Du coup, et alors que l’on se trouve à trois semaines du référendum sur l’appartenance du Royaume-Uni à l’union européenne et face à un possible Brexit, le discours eurosceptique prend une résonance d’autant plus grande : du côté du FN français, cela se traduit par la sortie de l’euro, la fermeture des frontières et un état fort. C’est en tous cas la ligne défendue par Florian Philipot au Front national. Pas sure qu’elle gagne pourtant car elle inquiète une partie de l’électorat potentiel à droite et le courant de Marion Maréchal-le Pen ne s’y reconnaît guère. L’AfD, (Alternativ für Deutschland) elle, a produit en mars dernier un programme plus nuancé : pas de sortie de l’UE, mais « nein » à la « centralisation bruxelloise » ou à des avancées vers plus de fédéralisme. Le parti se prononce en faveur de thèses qui séduisent en général outre-Rhin : renforcer le principe de subsidiarité, c’est dire celui des décisions à l’échelon local, réduction du budget européen et du nombre de fonctionnaires européens (50 000 actuellement) le tout assorti d’un crédo plutôt libéral et en faveur de l’entreprise et renforcement du poids de l’Allemagne au sein du directoire de la Banque Centrale européenne. A la lecture de ces programmes ou de ces déclarations d’intention, une réalité apparaît clairement : les thèses françaises et allemandes sont presque opposées.

Pas de plan « B »

Ce n’est en somme pas très étonnant. La petite musique que nous chantent en effet ces partis est celle du nationalisme, voire du chauvinisme. Du repli sur soi. Il est clair qu’il n’y a pas de positionnement en faveur d’un horizon européen commun. Alors, si d’ici trois semaines le Brexit devait intervenir, ces sirènes de la désintégration européenne se révèleraient redoutables. D’autant plus « qu’aucune réponse commune » de Paris et Berlin ne s’est « cristallisée », comme le fait remarquer notre confrère du Monde. Et de constater que « sur le plan économique, de grandes modifications des traités, afin de renforcer encore l’intégration économique et la politiques de l’euro-zone ne semblent pas pouvoir être mises en œuvre à court terme ». Pas avant fin 2017 en tous cas, année électorale majeure dans les deux pays, France et Allemagne. Pourtant François Hollande a encore déclaré en janvier dernier lors des vœux au corps diplomatique « Avec l’Allemagne, nous présenterons de nouvelles propositions avant la fin de l’année », précisant qu’« elles aborderont le cadre politique et démocratique, les institutions et les instruments de solidarité qui seront nécessaires pour assurer pour l’avenir la stabilité et la croissance dans la zone euro ». A voir…

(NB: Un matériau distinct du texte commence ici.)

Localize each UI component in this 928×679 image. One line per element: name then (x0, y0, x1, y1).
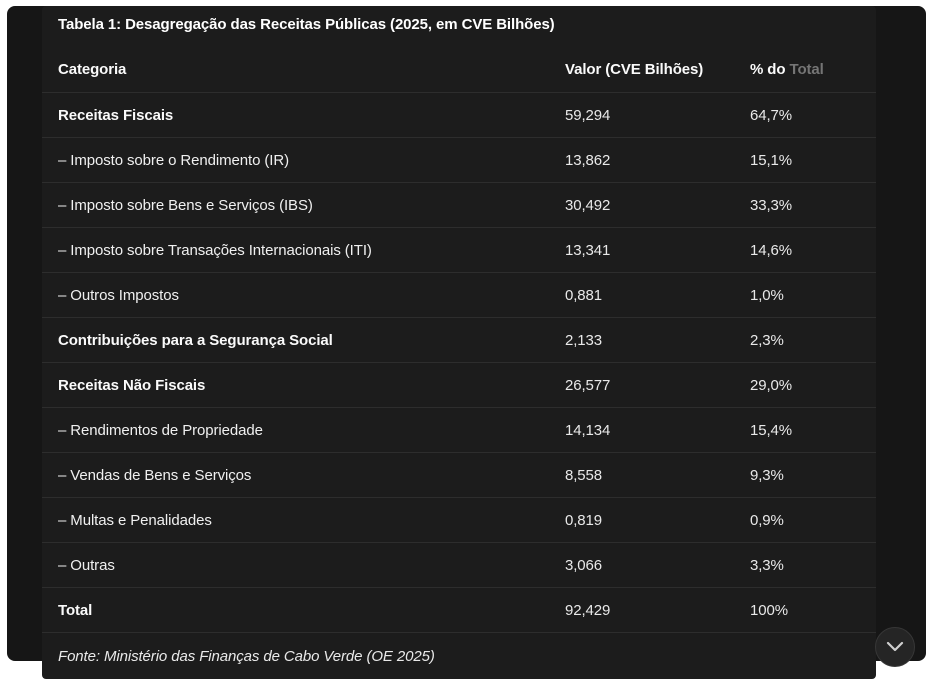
percent-cell: 15,1% (734, 137, 876, 183)
value-cell: 8,558 (549, 452, 734, 498)
category-cell: – Rendimentos de Propriedade (42, 407, 549, 453)
value-cell: 13,341 (549, 227, 734, 273)
value-cell: 92,429 (549, 587, 734, 633)
table-row: – Imposto sobre Transações Internacionai… (42, 227, 876, 273)
revenue-table-card: Tabela 1: Desagregação das Receitas Públ… (42, 6, 876, 679)
percent-cell: 3,3% (734, 542, 876, 588)
value-cell: 0,881 (549, 272, 734, 318)
table-row: Contribuições para a Segurança Social 2,… (42, 317, 876, 363)
value-cell: 0,819 (549, 497, 734, 543)
value-cell: 30,492 (549, 182, 734, 228)
value-cell: 14,134 (549, 407, 734, 453)
column-header-valor: Valor (CVE Bilhões) (549, 47, 734, 93)
column-header-percent-secondary: Total (789, 61, 824, 78)
category-cell: Receitas Fiscais (42, 92, 549, 138)
table-row: – Outras 3,066 3,3% (42, 542, 876, 588)
table-row: Total 92,429 100% (42, 587, 876, 633)
column-header-categoria: Categoria (42, 47, 549, 93)
percent-cell: 100% (734, 587, 876, 633)
table-row: Receitas Não Fiscais 26,577 29,0% (42, 362, 876, 408)
value-cell: 3,066 (549, 542, 734, 588)
table-row: – Vendas de Bens e Serviços 8,558 9,3% (42, 452, 876, 498)
percent-cell: 64,7% (734, 92, 876, 138)
percent-cell: 1,0% (734, 272, 876, 318)
table-row: – Imposto sobre o Rendimento (IR) 13,862… (42, 137, 876, 183)
value-cell: 26,577 (549, 362, 734, 408)
category-cell: – Imposto sobre Bens e Serviços (IBS) (42, 182, 549, 228)
percent-cell: 14,6% (734, 227, 876, 273)
value-cell: 2,133 (549, 317, 734, 363)
table-header-row: Categoria Valor (CVE Bilhões) % do Total (42, 47, 876, 93)
table-row: – Rendimentos de Propriedade 14,134 15,4… (42, 407, 876, 453)
category-cell: – Outras (42, 542, 549, 588)
category-cell: – Outros Impostos (42, 272, 549, 318)
value-cell: 13,862 (549, 137, 734, 183)
percent-cell: 9,3% (734, 452, 876, 498)
percent-cell: 33,3% (734, 182, 876, 228)
value-cell: 59,294 (549, 92, 734, 138)
dark-content-surface: Tabela 1: Desagregação das Receitas Públ… (7, 6, 926, 679)
table-row: – Imposto sobre Bens e Serviços (IBS) 30… (42, 182, 876, 228)
percent-cell: 0,9% (734, 497, 876, 543)
percent-cell: 29,0% (734, 362, 876, 408)
percent-cell: 2,3% (734, 317, 876, 363)
table-row: – Multas e Penalidades 0,819 0,9% (42, 497, 876, 543)
source-note: Fonte: Ministério das Finanças de Cabo V… (58, 648, 435, 665)
revenue-table: Categoria Valor (CVE Bilhões) % do Total… (42, 47, 876, 633)
category-cell: – Imposto sobre Transações Internacionai… (42, 227, 549, 273)
table-row: – Outros Impostos 0,881 1,0% (42, 272, 876, 318)
column-header-percent-primary: % do (750, 61, 786, 78)
column-header-percent: % do Total (734, 47, 876, 93)
category-cell: Total (42, 587, 549, 633)
category-cell: – Imposto sobre o Rendimento (IR) (42, 137, 549, 183)
table-title: Tabela 1: Desagregação das Receitas Públ… (58, 16, 555, 33)
category-cell: – Vendas de Bens e Serviços (42, 452, 549, 498)
category-cell: Receitas Não Fiscais (42, 362, 549, 408)
scroll-to-bottom-button[interactable] (875, 627, 915, 667)
category-cell: Contribuições para a Segurança Social (42, 317, 549, 363)
category-cell: – Multas e Penalidades (42, 497, 549, 543)
percent-cell: 15,4% (734, 407, 876, 453)
table-row: Receitas Fiscais 59,294 64,7% (42, 92, 876, 138)
chevron-down-icon (875, 627, 915, 667)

Les derniers feux de l’empire austro-hongrois

Peut-être devrions-nous relire Le Monde d’hier de Stefan Zweig, écrit en 1941, avec ce sous-titre en forme d’avertissement : le dernier des Européens. Comme une piqûre de rappel. Un peu comme la commémoration de Verdun. Pour y redécouvrir à quel point la société bourgeoise de l’Empire austro-hongrois finissant n’a pas compris qu’elle vivait les derniers scintillements de sa capitale cosmopolite Vienne : « On croyait aussi peu à des rechutes dans la barbarie, comme le sont les guerres entre les peuples, qu’aux sorcières et aux fantômes. Nos pères estimaient sincèrement que les points de divergences et les différences entre les confessions s’estomperaient peu à peu dans un humanisme commun et qu’ainsi la paix et la sécurité, les deux biens principaux de l’Humanité lui seraient octroyées(…) Aujourd’hui, alors que le violent orage les a depuis longtemps réduites à néant, nous savons définitivement que ce monde apparemment en sécurité n’était en fait qu’un château imaginaire. »

La Désunion européenne

Serions-nous aussi dans ce cas ? Celui de ne pas voir les dangers des nationalismes montant, habitués que nous sommes aux avantages de la paix ? Sans aller jusque là, je rappelle néanmoins la violence des accusations durant la crise grecque. Les Allemands se sentant piégés par des demandes financières de la Grèce toujours plus exorbitantes, n’avaient pas hésité par « BILD » (journal populaire à grand tirage) interposé à réclamer aux Grecs de vendre le Parthénon et n’ont cessé de montrer un évident mépris pour un pays aux finances mal gérées. Quant aux Grecs, ils ne se sont pas gênés pour afficher des caricatures de la chancelière affublée d’une moustache à la Hitler. Et le au ministre des finances allemand, Wolfgang Schaüble, était prêt, comme une partie de l’électorat de droite allemand, à bouter la Grèce hors de la zone euro, voire de l’Europe. C’était un bras-de-fer économique qui avait beaucoup des attributs de la guerre.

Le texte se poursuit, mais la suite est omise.